Published 04/24/2009, 11:05 PM

* U.S. position emerging "little by little" but positive

* World's poorest countries anxious for a deal

* Keeps photo of Smoot and Hawley in office as reminder (Adds quote, background)

By Doug Palmer

WASHINGTON, April 24 (Reuters) - A renewed push to finish long-running world trade talks cannot begin until the United States is ready to engage, the head of the World Trade Organization said on Friday.

Completing the Doha round of talks would help pull the global economy out of recession by unleashing new trade flows and "help restore confidence at this moment of crisis," Pascal Lamy, the WTO's director general, said at the Peterson Institute for International Economics in Washington.

"I cannot restart a political process without the U.S. being ready," Lamy said.

That opportunity could come at a number of international meetings over the next several months.

The Obama administration's position on the Doha round of trade talks "is emerging little by little" and is positive but the process has been slow, Lamy said.

There is much goodwill among negotiators in Geneva for the new U.S. administration but patience is not infinite, he said.

The talks, officially known as the Doha Development Agenda, were launched more than seven years ago in the capital of Qatar with the goal of helping poor countries prosper through trade.

Many developing countries, who make up of the majority of the WTO's 153 members, are anxious for the talks to conclude.

They stand to benefit if rich countries make long-awaited farm subsidy cuts and open their manufacturing and agricultural markets to more imports from developing nations, Lamy said.
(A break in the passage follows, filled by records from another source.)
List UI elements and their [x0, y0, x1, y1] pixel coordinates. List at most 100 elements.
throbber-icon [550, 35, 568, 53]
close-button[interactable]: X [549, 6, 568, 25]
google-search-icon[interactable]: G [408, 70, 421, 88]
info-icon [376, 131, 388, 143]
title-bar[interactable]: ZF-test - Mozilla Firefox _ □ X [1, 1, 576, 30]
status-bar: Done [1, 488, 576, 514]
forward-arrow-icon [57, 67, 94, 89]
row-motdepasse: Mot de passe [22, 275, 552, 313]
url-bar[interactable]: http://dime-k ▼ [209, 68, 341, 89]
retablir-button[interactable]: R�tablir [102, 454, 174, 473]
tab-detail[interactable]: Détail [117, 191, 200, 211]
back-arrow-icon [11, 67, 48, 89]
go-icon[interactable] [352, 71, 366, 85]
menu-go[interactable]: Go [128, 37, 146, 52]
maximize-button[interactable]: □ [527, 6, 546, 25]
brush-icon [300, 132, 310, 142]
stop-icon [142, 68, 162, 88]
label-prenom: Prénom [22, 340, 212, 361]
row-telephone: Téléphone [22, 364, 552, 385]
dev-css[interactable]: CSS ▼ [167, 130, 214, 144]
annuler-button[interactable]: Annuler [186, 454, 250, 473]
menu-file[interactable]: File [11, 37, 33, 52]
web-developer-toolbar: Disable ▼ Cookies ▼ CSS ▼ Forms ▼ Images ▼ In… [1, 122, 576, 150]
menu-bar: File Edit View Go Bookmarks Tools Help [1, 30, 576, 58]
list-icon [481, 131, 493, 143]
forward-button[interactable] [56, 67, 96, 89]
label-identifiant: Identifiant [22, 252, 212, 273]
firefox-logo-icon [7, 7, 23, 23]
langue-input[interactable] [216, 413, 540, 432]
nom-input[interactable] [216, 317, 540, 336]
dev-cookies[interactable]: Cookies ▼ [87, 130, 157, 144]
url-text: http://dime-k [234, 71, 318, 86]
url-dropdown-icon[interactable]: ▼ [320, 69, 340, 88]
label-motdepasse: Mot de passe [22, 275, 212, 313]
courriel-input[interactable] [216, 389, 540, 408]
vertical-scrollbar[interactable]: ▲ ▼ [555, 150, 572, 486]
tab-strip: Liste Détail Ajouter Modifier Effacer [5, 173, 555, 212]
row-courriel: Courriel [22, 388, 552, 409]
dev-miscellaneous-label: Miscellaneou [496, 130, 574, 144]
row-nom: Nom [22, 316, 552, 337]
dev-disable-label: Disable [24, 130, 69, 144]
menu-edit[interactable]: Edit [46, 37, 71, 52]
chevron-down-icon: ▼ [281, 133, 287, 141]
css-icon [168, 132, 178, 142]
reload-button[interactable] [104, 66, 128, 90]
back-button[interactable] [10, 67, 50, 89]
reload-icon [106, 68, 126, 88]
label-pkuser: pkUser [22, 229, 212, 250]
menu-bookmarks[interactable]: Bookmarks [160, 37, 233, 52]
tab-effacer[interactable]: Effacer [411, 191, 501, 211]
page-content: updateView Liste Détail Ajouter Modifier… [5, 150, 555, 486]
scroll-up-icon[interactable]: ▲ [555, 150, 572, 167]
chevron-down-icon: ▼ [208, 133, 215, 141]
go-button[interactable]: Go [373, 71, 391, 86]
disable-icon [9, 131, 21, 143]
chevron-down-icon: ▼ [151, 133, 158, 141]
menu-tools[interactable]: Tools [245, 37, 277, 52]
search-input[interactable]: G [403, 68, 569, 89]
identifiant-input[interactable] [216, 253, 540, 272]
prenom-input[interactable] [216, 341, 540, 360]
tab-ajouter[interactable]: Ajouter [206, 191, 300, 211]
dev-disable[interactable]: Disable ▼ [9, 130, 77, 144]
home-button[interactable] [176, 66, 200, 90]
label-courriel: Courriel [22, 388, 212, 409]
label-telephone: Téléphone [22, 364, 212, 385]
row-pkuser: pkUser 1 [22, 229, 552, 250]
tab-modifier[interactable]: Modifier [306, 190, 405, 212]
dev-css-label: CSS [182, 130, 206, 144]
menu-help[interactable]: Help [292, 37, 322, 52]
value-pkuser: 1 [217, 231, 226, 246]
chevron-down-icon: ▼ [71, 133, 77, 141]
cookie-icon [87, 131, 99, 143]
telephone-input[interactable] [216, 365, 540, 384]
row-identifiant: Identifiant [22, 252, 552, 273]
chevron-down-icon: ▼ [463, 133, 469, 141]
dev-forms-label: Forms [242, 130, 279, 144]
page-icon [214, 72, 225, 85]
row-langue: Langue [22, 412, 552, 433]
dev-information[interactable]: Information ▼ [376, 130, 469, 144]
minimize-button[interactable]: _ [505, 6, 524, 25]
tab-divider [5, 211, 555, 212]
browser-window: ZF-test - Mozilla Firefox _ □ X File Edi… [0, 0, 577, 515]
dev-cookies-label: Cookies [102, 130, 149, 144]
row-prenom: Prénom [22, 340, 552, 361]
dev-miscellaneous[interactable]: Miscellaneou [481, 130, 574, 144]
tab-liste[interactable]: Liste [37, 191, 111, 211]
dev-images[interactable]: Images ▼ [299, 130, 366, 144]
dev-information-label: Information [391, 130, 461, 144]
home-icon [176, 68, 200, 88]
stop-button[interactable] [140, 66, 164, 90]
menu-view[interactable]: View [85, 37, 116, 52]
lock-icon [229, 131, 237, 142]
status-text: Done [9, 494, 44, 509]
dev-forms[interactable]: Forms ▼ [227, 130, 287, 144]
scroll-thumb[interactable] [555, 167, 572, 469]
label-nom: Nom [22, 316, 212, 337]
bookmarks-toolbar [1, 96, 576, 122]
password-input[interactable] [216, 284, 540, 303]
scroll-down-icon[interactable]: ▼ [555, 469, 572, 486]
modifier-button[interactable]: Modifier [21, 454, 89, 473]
U.S. farm, manufacturing and services groups strongly object to a set of proposed texts for concluding the round put forward in December. They have urged the Obama administration to refuse to restart talks on the basis of those texts.

U.S. Trade Representative Ron Kirk said on Thursday the United States remains committed to a successful end of the round but needs a better idea of what it will "get" in exchange for what it gives up. Kirk said the United States would soon set out new ideas for moving the talks forward.

LAMY TO MEET KIRK

Lamy, in Washington for the spring meetings of the International Monetary Fund and the World Bank, is expected to meet Kirk.

Lamy argued that U.S. business already would benefit more from the round than it publicly admits.

If the United States wants developing countries to clarify what new market openings they will make, it would help for Washington to identify which goods it will exclude from a pledge rich countries made in 2005 not to impose duties or quota on imports from the poorest countries, Lamy said.

Developing countries fear the United States will use its insistence on excluding 3 percent of products from the duty-free, quota-free pledge to maintain barriers in areas of greatest interest to them, such as textiles and sugar.

Sounding a warning against protectionism, Lamy said he has hung a picture in his office of the two U.S. lawmakers who authored the 1930 Smoot-Hawley tariff act often blamed for deepening and prolonging the Great Depression by triggering tit-for-tat retaliation around the globe.